We now have almost 37000 buzzes on questions and over 200 users!
I can safely say that I have accumulated a lot of statistics.
Now the time has come for a ratings/leaderboard formula, so I would like to ask everyone to help with this effort.
Information that I keep track of:
1. user that buzzed in
2. question (and all relevant question information) that they buzzed in on
3. where they buzzed in on (the score) (ranges >0)
4. if they got it right or wrong (1 or 0 respectively)
Using this information, I have created another table that contains data about tournaments. It contains:
1. tournament name (ie 2009 DAFT)
2. average accuracy of tournament (ranges 0-1)
3. average score (earliness of buzz) of tournament (ranges >0)
This tournament difficulty ranking is actually quite accurate. It always puts the Chicago Opens at the most difficulty and the CMST as the easiest. Note that these tournament rankings are live and change with every buzz that someone does. It actually provides quite insightful data as to how standardized a tournament's difficulty is.
I decided I should rank each buzz that you do in relation to the average for the tournament of that buzz. For example, if you buzzed in after 25 words on the Collaborative MS tournament (which has an avg score of about 25), you would get significantly less points for that question than if you buzzed on after 25 words on the 2010 Chicago Open (avg score of 115). Similarly, if you get a question wrong on Chicago Open (accuracy of 34%), you should penalized less than if you negged a question in CMST (accuracy of 70%).

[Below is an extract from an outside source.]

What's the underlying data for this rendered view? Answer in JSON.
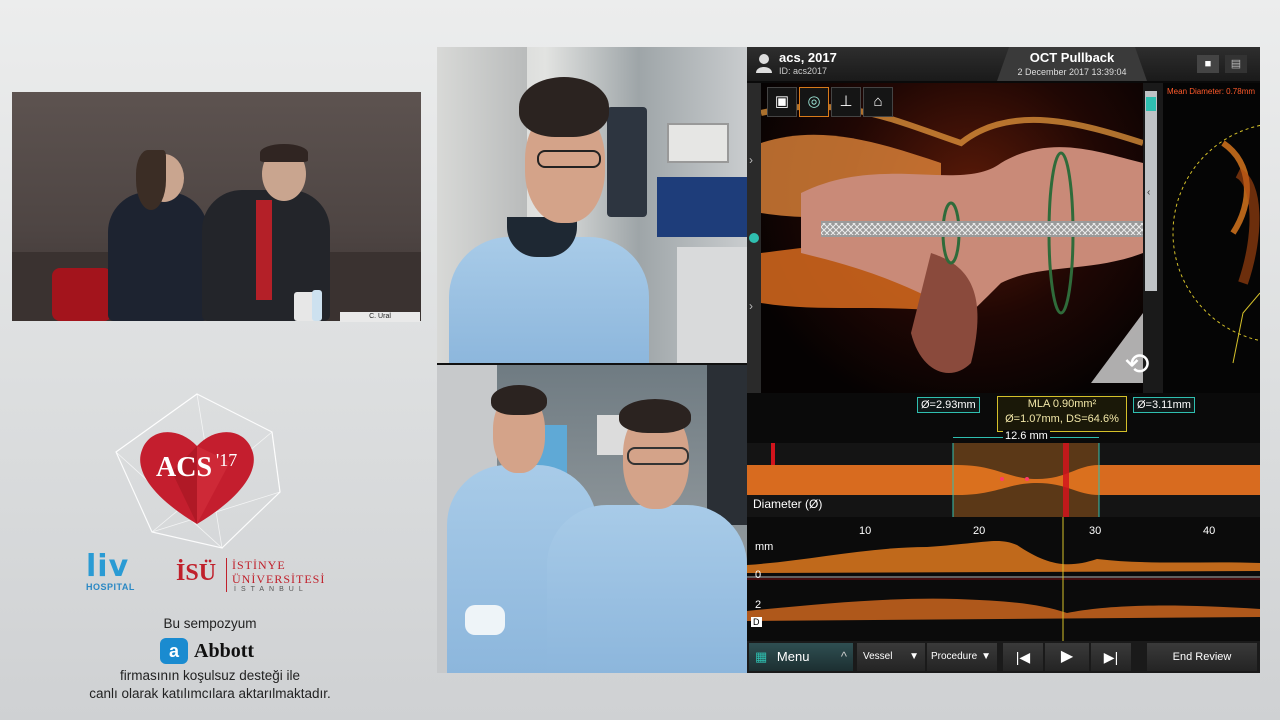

My current formula for a player's "rating" is somewhat convoluted:
(Note: correct is 0 if wrong and 1 if correct)
Score for a single question: (correct-tournament_accuracy)*(tournament_avgscore/score)
Player rating = Sum(question_scores)*Log(# of questions buzzed in on,50)
This seems really weird, but basically, I'm trying to reward people who have buzzed in a lot, rather than people who have just buzzed in on 2 questions and gotten them right.
A trend I noticed from this formula is that it highly rewards accuracy over how early you buzz in, because negging in fact lowers your rating.
Another thing is that about half the people in the database have negative ratings and the other half has positive.
Any comments/suggestions for a better formula? I really suck at math and hope that someone better can fix errors and come up with a better one.
I feel that a lot of this data will be highly useful to the quizbowl community.
EDIT: updated formula